Site icon İnternet Haberler Köşe Yazıları Yorumlar Siyaset Ekonomi Spor

Pervin Buldan: Barışı getireceğiz, Erdoğan’ı göndereceğiz

Pervin Buldan: Barışı getireceğiz, Erdoğan'ı göndereceğiz


Halkların Demokratik Partisi (HDP) Antep İl Örgütü’nün “Dem dema HDP’ê ye” (Şimdi HDP zamanı) şiarıyla gerçekleştirdiği 4’üncü Olağan Kongresi, kentte bulunan bir düğün salonunda yapıldı. Kongreye katılan HDP Eş Genel Başkanı Pervin Buldan, “Barışı bu ülkeye biz getireceğiz önce Erdoğan’ı göndereceğiz, AKP’yi göndereceğiz. Barışı getireceğiz” dedi. HDP, demokratik mücadelenin tam da merkezi olduğunu belirten Buldan, “HDP’nin yarattığı umudu ve cesareti kırabileceklerini sandılar ve bir hayal kurdular, yine yanıldılar. Biz onları yanıltmaya devam edeceğiz” ifadelerini kullandı.
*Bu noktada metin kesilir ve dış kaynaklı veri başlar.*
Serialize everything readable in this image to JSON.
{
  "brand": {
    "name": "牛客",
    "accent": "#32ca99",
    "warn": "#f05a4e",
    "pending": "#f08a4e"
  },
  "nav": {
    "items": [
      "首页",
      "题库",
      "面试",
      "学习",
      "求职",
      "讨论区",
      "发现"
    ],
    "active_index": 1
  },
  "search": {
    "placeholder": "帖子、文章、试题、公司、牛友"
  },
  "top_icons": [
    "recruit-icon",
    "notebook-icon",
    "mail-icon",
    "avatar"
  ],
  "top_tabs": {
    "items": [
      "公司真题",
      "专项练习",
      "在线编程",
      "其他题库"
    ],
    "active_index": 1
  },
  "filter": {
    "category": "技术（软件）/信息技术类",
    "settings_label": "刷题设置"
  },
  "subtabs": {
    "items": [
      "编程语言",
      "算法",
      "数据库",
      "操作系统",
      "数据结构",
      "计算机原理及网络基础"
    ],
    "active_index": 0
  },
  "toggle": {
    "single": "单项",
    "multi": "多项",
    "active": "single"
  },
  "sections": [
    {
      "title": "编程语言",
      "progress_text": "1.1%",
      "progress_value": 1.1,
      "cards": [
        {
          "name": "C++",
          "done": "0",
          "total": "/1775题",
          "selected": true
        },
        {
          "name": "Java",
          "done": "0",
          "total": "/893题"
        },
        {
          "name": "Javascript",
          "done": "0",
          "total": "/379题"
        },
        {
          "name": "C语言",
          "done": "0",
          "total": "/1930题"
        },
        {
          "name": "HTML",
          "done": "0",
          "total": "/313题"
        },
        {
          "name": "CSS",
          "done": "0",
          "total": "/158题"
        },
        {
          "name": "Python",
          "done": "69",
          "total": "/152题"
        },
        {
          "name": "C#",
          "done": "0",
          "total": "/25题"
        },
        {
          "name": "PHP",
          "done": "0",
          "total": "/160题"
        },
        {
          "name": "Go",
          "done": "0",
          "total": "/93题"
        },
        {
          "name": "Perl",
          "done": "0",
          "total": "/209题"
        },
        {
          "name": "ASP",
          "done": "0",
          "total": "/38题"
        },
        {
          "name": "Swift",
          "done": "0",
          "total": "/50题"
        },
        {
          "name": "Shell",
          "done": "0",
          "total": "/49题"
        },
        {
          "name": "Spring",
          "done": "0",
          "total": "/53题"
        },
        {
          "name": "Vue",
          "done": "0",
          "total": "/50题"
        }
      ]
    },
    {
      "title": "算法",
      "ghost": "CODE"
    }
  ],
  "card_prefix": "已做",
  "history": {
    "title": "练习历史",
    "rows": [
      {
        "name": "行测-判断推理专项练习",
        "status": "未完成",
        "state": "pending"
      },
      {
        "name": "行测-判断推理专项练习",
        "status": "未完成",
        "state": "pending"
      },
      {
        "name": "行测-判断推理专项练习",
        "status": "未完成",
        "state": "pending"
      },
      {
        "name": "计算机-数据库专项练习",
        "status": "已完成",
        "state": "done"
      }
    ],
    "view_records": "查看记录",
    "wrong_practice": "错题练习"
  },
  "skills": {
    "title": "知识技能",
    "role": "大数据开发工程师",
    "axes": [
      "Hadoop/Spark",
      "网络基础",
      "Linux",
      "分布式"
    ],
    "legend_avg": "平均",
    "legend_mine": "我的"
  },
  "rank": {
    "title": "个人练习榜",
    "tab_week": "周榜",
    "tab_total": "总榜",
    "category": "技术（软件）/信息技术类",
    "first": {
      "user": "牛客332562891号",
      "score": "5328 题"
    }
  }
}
HDP Eş Genel Başkanı Pervin Buldan, kongreye katılan binleri selamlayarak, sözlerine 3 Kasım 1992’de katledilen Demokrasi Partisi (DEP) Antep İl Başkanı Abdulsamet Sakık’ı anarak başladı. 6 yıl önce DAİŞ’in Beybahçe’de yaptığı vahşi katliamında yaşamını yitiren 57 insanı da anan Buldan, “Siz bu coşkunuzla Mersin’i de Amed’i de Batman’ı da geride bıraktınız. Bir kez daha gösterdiniz ki demokratik siyasetimizin kalelerinden biri de Antep’tir. HDP’nin değişim rüzgarı Botan’a, Karadeniz’e Serhat’a kadar uzanmaktadır. HDP sahadadır. Demokratik mücadelenin tam da merkezindedir. Parlamentodadır, cezaevlerindedir, sokaklardadır, yaşamın her alanında vardır, var olmaya da devam edecektir. Nerede bir cesaret, umut, kararlılık varsa HDP çalışmaları, ilkeleriyle, ittifaklarıyla oradadır, orada olmaya devam edecektir” diye konuştu.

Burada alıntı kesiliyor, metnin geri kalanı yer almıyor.